The Viva ride was popular with Southern Nevada road cyclists and ranged from 17 miles to 104 miles, with the century ride taking in everything from the Strip to Red Rock Canyon. The bike ride also drew many cyclists from out of state. The entry cost was $85 to $150 depending on when cyclists signed up for the Viva ride.
The agency posted an item on Facebook on Jan. 28 to announce the cancellation.
“The Regional Transportation Commission of Southern Nevada (RTC) would like to thank you for your generous support with our annual RTC Viva Bike Vegas event.
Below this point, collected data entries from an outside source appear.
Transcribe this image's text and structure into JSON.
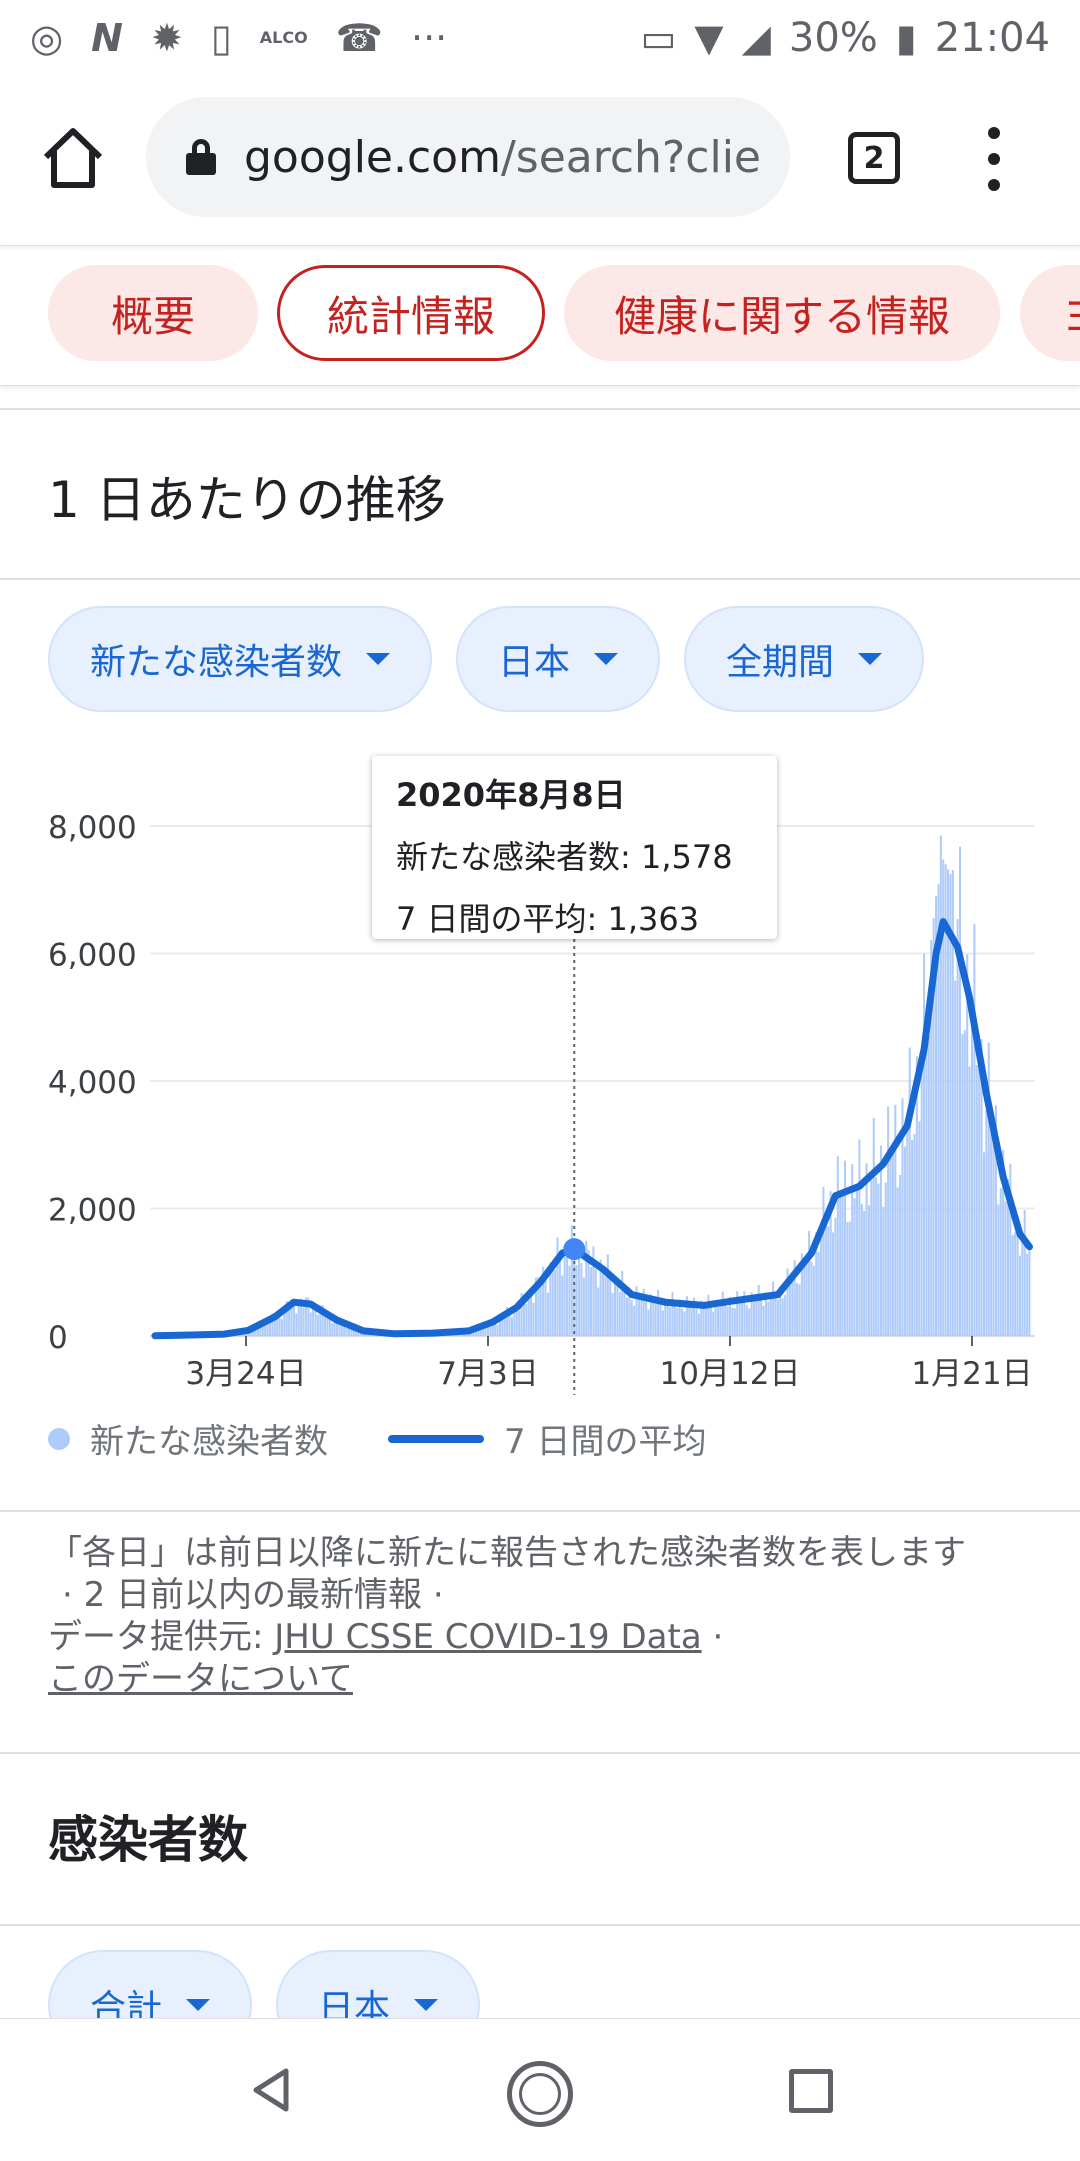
{
  "status_bar": {
    "battery": "30%",
    "time": "21:04",
    "alco": "ALCO",
    "overflow": "···",
    "left_icons": [
      "chrome-icon",
      "n-icon",
      "brightness-icon",
      "battery-saver-icon",
      "alco-icon",
      "call-icon",
      "more-icon"
    ],
    "right_icons": [
      "nfc-icon",
      "wifi-icon",
      "signal-icon",
      "battery-icon"
    ]
  },
  "browser": {
    "url_host": "google.com",
    "url_rest": "/search?clie",
    "tab_count": "2"
  },
  "topic_chips": [
    {
      "label": "概要",
      "active": false
    },
    {
      "label": "統計情報",
      "active": true
    },
    {
      "label": "健康に関する情報",
      "active": false
    },
    {
      "label": "ヨ",
      "active": false
    }
  ],
  "section": {
    "title": "1 日あたりの推移"
  },
  "filters": {
    "metric": "新たな感染者数",
    "region": "日本",
    "period": "全期間"
  },
  "tooltip": {
    "date": "2020年8月8日",
    "new_cases": "新たな感染者数: 1,578",
    "avg": "7 日間の平均: 1,363"
  },
  "legend": {
    "daily": "新たな感染者数",
    "avg": "7 日間の平均"
  },
  "notes": {
    "line1": "「各日」は前日以降に新たに報告された感染者数を表します",
    "line2": "· 2 日前以内の最新情報 ·",
    "source_label": "データ提供元:",
    "source_link": "JHU CSSE COVID-19 Data",
    "sep": "·",
    "about_link": "このデータについて"
  },
  "section2": {
    "title": "感染者数",
    "filter1": "合計",
    "filter2": "日本"
  },
  "colors": {
    "accent_red": "#c5221f",
    "chip_red_bg": "#fce8e6",
    "accent_blue": "#1967d2",
    "bar_blue": "#aecbfa",
    "chip_blue_bg": "#e8f0fe"
  },
  "chart_data": {
    "type": "bar",
    "ylim": [
      0,
      8000
    ],
    "yticks": [
      0,
      2000,
      4000,
      6000,
      8000
    ],
    "ytick_labels": [
      "0",
      "2,000",
      "4,000",
      "6,000",
      "8,000"
    ],
    "xtick_labels": [
      "3月24日",
      "7月3日",
      "10月12日",
      "1月21日"
    ],
    "x_start": "2020-02-15",
    "xtick_dates": [
      "2020-03-24",
      "2020-07-03",
      "2020-10-12",
      "2021-01-21"
    ],
    "highlight": {
      "date": "2020-08-08",
      "new_cases": 1578,
      "avg": 1363
    },
    "grid": true,
    "series": [
      {
        "name": "7 日間の平均",
        "kind": "line",
        "points": [
          [
            "2020-02-15",
            5
          ],
          [
            "2020-03-01",
            15
          ],
          [
            "2020-03-15",
            30
          ],
          [
            "2020-03-25",
            90
          ],
          [
            "2020-04-05",
            300
          ],
          [
            "2020-04-13",
            530
          ],
          [
            "2020-04-20",
            500
          ],
          [
            "2020-05-01",
            250
          ],
          [
            "2020-05-12",
            80
          ],
          [
            "2020-05-25",
            35
          ],
          [
            "2020-06-10",
            45
          ],
          [
            "2020-06-25",
            80
          ],
          [
            "2020-07-05",
            220
          ],
          [
            "2020-07-15",
            450
          ],
          [
            "2020-07-25",
            850
          ],
          [
            "2020-08-03",
            1300
          ],
          [
            "2020-08-08",
            1363
          ],
          [
            "2020-08-20",
            1050
          ],
          [
            "2020-09-01",
            650
          ],
          [
            "2020-09-15",
            530
          ],
          [
            "2020-10-01",
            480
          ],
          [
            "2020-10-15",
            560
          ],
          [
            "2020-11-01",
            650
          ],
          [
            "2020-11-15",
            1300
          ],
          [
            "2020-11-25",
            2200
          ],
          [
            "2020-12-05",
            2350
          ],
          [
            "2020-12-15",
            2700
          ],
          [
            "2020-12-25",
            3300
          ],
          [
            "2021-01-01",
            4500
          ],
          [
            "2021-01-06",
            6000
          ],
          [
            "2021-01-09",
            6500
          ],
          [
            "2021-01-15",
            6100
          ],
          [
            "2021-01-20",
            5300
          ],
          [
            "2021-01-27",
            3800
          ],
          [
            "2021-02-03",
            2500
          ],
          [
            "2021-02-10",
            1600
          ],
          [
            "2021-02-14",
            1400
          ]
        ]
      },
      {
        "name": "新たな感染者数",
        "kind": "bar",
        "peak": {
          "date": "2021-01-08",
          "value": 7850
        },
        "values_follow_avg_with_daily_variation": true
      }
    ]
  }
}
With your help, we have been able to successfully organize an annual cycling event that attracted thousands of cyclists from all over the world to Southern Nevada.
“This year, the RTC has decided to forgo organizing a 2014 Viva Bike Vegas event and instead refocus our resources towards more ongoing support for community cycling activities and initiatives, including several smaller rides throughout the year.
“Again, many thanks to you for helping us promote safe cycling, a sense of community, and a healthy lifestyle.”
RTC spokeswoman Angela Castro said the 2013 event lost $117,000. The number of cyclists dropped from 2,351 in 2012 to 1,731 in 2013, while sponsorship revenue dropped, too, Castro said.The first Viva ride was in 2008.
“I don’t think people understand the cost of putting on an event of this caliber,” she said. “We can be more efficient and effective with smaller events.”
Castro said the agency is still committed to promoting bicycling in Southern Nevada.
That’s why RTC is discussing with the cities of Las Vegas and Henderson the idea of working with the cities on ride events, Castro said.
Bicyclists were disappointed at the news.
“I have participated in this event the last two years and found it to be a very enjoyable day and a great accomplishment for many of the local cyclists where these types of supported distance rides are few and far between. It was my first century ride in 2012,” said Jennifer Turchin, a cyclist who lives in Summerlin.
“I do think that some issues that arose in 2013 would need to be addressed for future events, such as the late notice on the corral placements based on each person’s estimated completion time, given at registration for the event, sometimes months earlier,” she said. “This caused confusion and anger among riders in the days leading up to the ride for those who planned to complete the ride together.”
The Las Vegas Valley Bicycle Club is discussing the possibility of turning its fall metric century bike ride of 62 miles into the 100-mile Viva ride, said Leanne Miller, president of the 100-membr club.
“It’s sad for cyclists when a big event that is known nationwide is stopped. It’s important to promote cycling in Las Vegas,” Miller said.